The current lawsuit was brought on by shareholders on behalf of the company over the alleged damage the company suffered due to the controversy, with the Apple executives and board members now having made a preliminary deal to settle this issue. According to the Associated Press, insurers representing Apple’s board will pay Apple $14 million and reform part of its stock option plan with the settlement expected to get final approval on October 31, finally putting the the issue behind the company. The settlement for Apple comes at the expense of nearly $9 million in attorney fees and other expenses.
A stock option is essentially a form of non-cash payment for employees, often being executives, made up of common company stock offered by the company as an incentive to benefit both company and executive. If the executive performs well, the executive, the stockholders and the company will benefit from the increased company stock value. Options backdating is the practice of modifying the date of those issued stock options to a date back before when it was actually issued. Since stocks are valued differently at different dates, by making it seem as if the stocks were issued at a time when the value of the stocks were low, the stocks would essentially be issued at a discounted price.
While options backdating is not necessary illegal, not properly claiming that stocks were backdated is against regulations as it could mislead the company’s investors with inflated financial reports — and the practice could go against the stockholder’s wishes.

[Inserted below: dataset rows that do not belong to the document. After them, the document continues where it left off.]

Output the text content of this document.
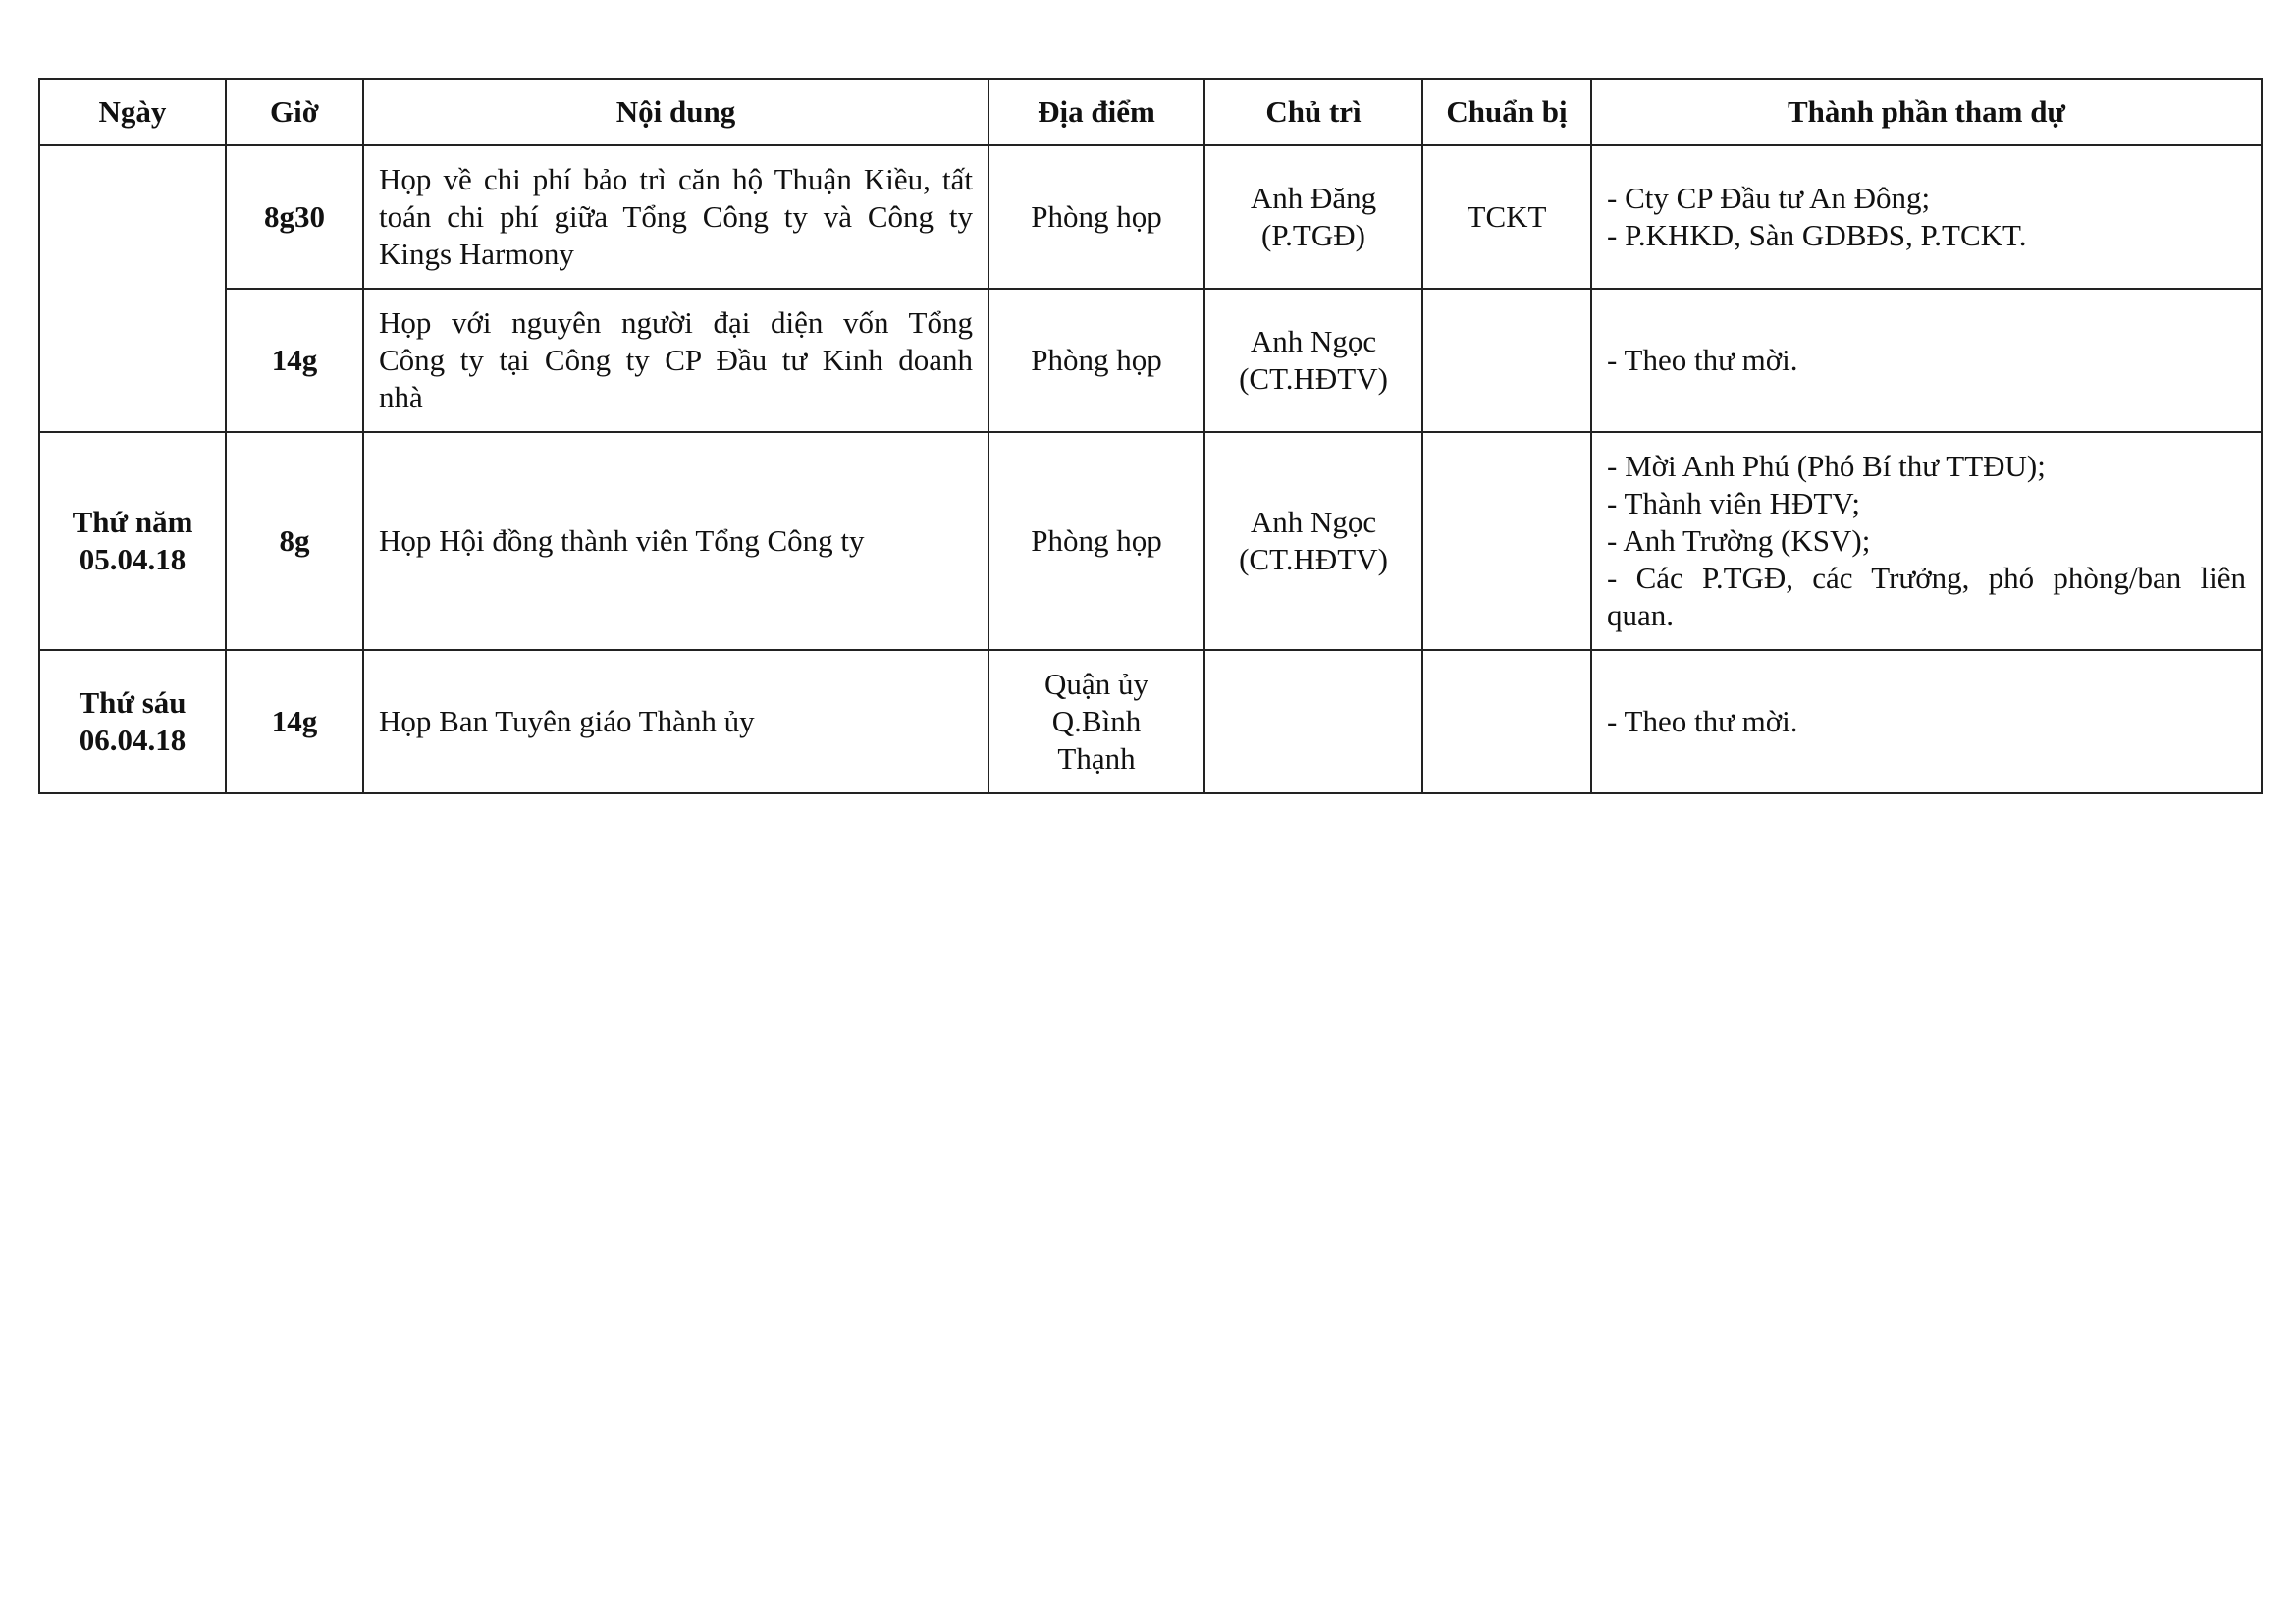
Ngày	Giờ	Nội dung	Địa điểm	Chủ trì	Chuẩn bị	Thành phần tham dự

	8g30	Họp về chi phí bảo trì căn hộ Thuận Kiều, tất
toán chi phí giữa Tổng Công ty và Công ty
Kings Harmony	Phòng họp	Anh Đăng
(P.TGĐ)	TCKT	- Cty CP Đầu tư An Đông;
- P.KHKD, Sàn GDBĐS, P.TCKT.

	14g	Họp với nguyên người đại diện vốn Tổng
Công ty tại Công ty CP Đầu tư Kinh doanh
nhà	Phòng họp	Anh Ngọc
(CT.HĐTV)		- Theo thư mời.

Thứ năm
05.04.18	8g	Họp Hội đồng thành viên Tổng Công ty	Phòng họp	Anh Ngọc
(CT.HĐTV)		- Mời Anh Phú (Phó Bí thư TTĐU);
- Thành viên HĐTV;
- Anh Trường (KSV);
- Các P.TGĐ, các Trưởng, phó phòng/ban liên
quan.

Thứ sáu
06.04.18	14g	Họp Ban Tuyên giáo Thành ủy	Quận ủy
Q.Bình
Thạnh			- Theo thư mời.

Apple was brought under investigation for such improper practices by the Securities and Exchange Commission, and charges were laid in 2007 against Apple’s former CFO Fred Anderson and general counsel Nancy Heinen. Steve Jobs was allegedly granted 7.5 million backdated stock options in 2001, among other top company executives, yet Apple defended their visionary leader claiming that, while he was aware of or even recommended the backdating practices, he did not benefit from the practices or appreciate its accounting implications. Apple corrected the $84 million error in its reported profits and was cleared of wrong doing.